Un buon successo continua inoltre ad essere registrato per quanto riguarda il collocamento dei titoli di Stato italiani presso i residenti: al 31/03/2024 risultava in mano famiglie e imprese non finanziarie il 14,1% del debito pubblico italiano, una quota in crescita pressochè ininterrotta da circa 4 due anni. Da un anno è in aumento anche la quota detenuta da non residenti, che a fine marzo 2024 si è attestata al 28,7%. Si tratta di una percentuale nettamente inferiore rispetto a quella di paesi come la Germania (45,2%) o, appunto, la Francia (50,5%); ma proprio una tale maggiore esposizione sull’estero della Francia può comportare un significativo rischio in termini di volatilità per i titoli di Stato francesi. In ogni caso, l’aumento della domanda di Btp ha contribuito a controbilanciare l’effetto sui prezzi del calo degli acquisti di titoli di debito pubblico da parte della Banca centrale, che sta riducendo il proprio bilancio in coerenza con l’impostazione restrittiva della politica monetaria. Finora i rendimenti sui Btp decennali non sono infatti aumentati rispetto alla data di inizio della stretta monetaria. Si tratta di un ulteriore segnale di stabilità sul fronte del debito pubblico italiano.

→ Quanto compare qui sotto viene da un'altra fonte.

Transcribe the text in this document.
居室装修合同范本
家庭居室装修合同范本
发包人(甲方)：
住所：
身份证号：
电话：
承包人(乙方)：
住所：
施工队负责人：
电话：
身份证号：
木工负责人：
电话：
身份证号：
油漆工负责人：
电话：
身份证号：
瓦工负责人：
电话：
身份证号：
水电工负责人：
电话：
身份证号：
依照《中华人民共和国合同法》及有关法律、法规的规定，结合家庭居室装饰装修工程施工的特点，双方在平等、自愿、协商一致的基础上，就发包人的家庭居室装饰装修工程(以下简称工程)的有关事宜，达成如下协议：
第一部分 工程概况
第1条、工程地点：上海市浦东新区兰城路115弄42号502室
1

Nel giugno scorso la Commissione Europea ha aperto una procedura per deficit eccessivo (EDP, Excessive Deficit Procedure) nei confronti di Italia e Francia (oltrechè di altri 5 Stati membri), sulla base della riattivazione – sia pure con modifiche, peraltro controverse – del Patto per la Stabilità e la Crescita. Entrambi i paesi sono quindi giudicati in una situazione critica relativamente alla dinamica del proprio debito pubblico. Per quanto riguarda una stima dei rischi relativi espressi dai due Paesi, e delle loro implicazioni sull’andamento dei rispettivi titoli di Stato, riteniamo però che vadano considerate con attenzione le tendenze di cui sopra, soprattutto in quanto appaiono confermate dai dati più recenti. In effetti, tra le due economie, ad oggi l’Italia evidenzia la crescita maggiore, ancorchè su livelli modesti. Inoltre, come rappresentato dalla Banca d’Italia nel suo Bollettino Economico di luglio, l’avanzo di conto corrente dell’Italia nel primo trimestre dell’anno si è ampliato e ha raggiunto il 2% del PIL.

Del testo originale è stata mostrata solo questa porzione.